Titik Nol 45: Dewi Hidup
Hari ini adalah hari keempat perayaan Indra Jatra. Kumari Devi, sang dewi hidup, akan memberikan pemberkatan bagi raja dan seluruh warga Kathmandu. Mozaik warna-warni Nepal membungkus Lapangan Durbar dalam gelora perayaan.
Tidak ada yang tahu pasti bagaimana kebiasaan menyembah dewi hidup di Nepal bermula. Legenda mengatakan, raja Jayaprakash Malla dari abad ke-17 terpesona oleh kecantikan Dewi Taleju waktu bermain catur dengan sang dewi pelindung kerajaannya. Kecantikan itu membangkitkan nafsu birahinya. Sang Dewi, yang bisa membaca pikiran raja, marah besar dan mengutuknya. Dewi meninggalkan istana itu sambil memberi tahu titisan berikutnya adalah seorang gadis muda dari kasta rendah.
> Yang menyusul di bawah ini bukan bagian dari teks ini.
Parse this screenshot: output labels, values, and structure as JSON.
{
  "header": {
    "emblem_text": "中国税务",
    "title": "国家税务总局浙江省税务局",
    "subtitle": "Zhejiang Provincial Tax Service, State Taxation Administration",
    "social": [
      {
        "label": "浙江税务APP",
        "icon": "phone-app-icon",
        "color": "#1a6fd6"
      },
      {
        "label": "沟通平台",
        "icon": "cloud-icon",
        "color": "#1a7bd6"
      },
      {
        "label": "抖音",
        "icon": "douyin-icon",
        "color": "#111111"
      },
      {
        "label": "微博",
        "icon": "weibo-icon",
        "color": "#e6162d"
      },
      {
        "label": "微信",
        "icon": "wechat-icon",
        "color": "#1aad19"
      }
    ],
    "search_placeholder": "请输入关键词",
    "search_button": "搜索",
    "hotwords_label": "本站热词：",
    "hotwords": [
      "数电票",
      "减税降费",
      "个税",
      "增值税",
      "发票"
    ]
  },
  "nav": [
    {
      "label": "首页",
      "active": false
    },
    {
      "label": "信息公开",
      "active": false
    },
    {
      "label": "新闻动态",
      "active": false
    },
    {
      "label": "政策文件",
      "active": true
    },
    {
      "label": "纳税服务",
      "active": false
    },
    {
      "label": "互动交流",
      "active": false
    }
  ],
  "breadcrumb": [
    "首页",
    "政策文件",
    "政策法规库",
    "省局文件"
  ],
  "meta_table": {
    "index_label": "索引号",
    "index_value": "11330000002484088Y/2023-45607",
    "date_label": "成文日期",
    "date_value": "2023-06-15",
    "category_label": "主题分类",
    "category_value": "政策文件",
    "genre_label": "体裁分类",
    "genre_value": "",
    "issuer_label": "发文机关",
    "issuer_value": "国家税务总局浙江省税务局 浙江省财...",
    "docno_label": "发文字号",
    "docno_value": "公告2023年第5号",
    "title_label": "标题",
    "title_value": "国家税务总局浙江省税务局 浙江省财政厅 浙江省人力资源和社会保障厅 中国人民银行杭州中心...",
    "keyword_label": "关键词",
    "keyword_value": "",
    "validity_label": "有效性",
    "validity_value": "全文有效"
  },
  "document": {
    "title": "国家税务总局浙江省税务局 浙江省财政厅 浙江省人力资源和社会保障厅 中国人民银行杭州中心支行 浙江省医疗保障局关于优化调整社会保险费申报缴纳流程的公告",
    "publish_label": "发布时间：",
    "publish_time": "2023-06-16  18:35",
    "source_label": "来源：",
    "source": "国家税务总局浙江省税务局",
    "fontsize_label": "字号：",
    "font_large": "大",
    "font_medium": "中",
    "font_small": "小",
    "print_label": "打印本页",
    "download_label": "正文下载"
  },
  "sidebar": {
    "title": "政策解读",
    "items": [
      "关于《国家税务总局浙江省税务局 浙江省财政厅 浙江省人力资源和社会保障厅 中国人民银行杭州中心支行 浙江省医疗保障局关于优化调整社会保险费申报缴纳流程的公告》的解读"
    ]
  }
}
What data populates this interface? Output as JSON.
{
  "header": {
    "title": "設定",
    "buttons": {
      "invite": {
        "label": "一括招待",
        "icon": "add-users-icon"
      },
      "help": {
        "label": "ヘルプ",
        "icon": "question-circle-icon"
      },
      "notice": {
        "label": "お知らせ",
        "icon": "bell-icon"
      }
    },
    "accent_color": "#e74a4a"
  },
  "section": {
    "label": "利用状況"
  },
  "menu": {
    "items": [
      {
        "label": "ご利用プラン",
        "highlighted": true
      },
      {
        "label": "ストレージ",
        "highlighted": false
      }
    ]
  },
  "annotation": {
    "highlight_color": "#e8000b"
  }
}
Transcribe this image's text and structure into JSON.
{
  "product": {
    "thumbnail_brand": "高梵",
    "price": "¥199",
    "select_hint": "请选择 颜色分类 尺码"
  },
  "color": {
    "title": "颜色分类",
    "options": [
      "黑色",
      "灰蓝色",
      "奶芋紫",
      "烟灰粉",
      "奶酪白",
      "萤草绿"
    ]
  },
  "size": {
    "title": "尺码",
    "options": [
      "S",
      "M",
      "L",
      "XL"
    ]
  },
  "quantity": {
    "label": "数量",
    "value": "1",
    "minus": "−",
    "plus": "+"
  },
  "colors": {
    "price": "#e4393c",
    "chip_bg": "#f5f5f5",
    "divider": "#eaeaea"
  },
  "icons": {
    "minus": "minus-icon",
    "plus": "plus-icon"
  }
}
Gadis yang dipercaya sebagai titisan Dewi Taleju dijadikan Kumari Devi, dewi hidup pelindung keluarga kerajaan dan Lembah Kathmandu. Tradisi itu berlangsung hingga sekarang. Kathmandu, Bhaktapur, dan Patan masing-masing punya seorang Kumari Devi yang dipuja umat Hindu dan Budha Newari.
Kumari Devi dipilih melalui serangkaian upacara dan pemilihan yang mirip dengan tradisi Budha Tantrayana di Tibet dalam memilih Dalai Lama dan Panchen Lama. Serangkaian mimpi, ilham, dan firasat menunjukkan letak nominasi titisan Dewi Taleju. Gadis-gadis kecil keluarga Budha Newari dari kasta Sakya, sekitar empat tahun umurnya, yang memenuhi 32 syarat fisik kesempurnaan, selanjutnya menjalani serangkaian tes untuk menentukan mana yang Kumari sejati. Gadis yang bisa menunjukkan barang-barang yang dipakai Kumari sebelumnya dan tidak takut menjalani upacara seram dengan penari bertopeng kerbau, adalah Kumari yang sesungguhnya.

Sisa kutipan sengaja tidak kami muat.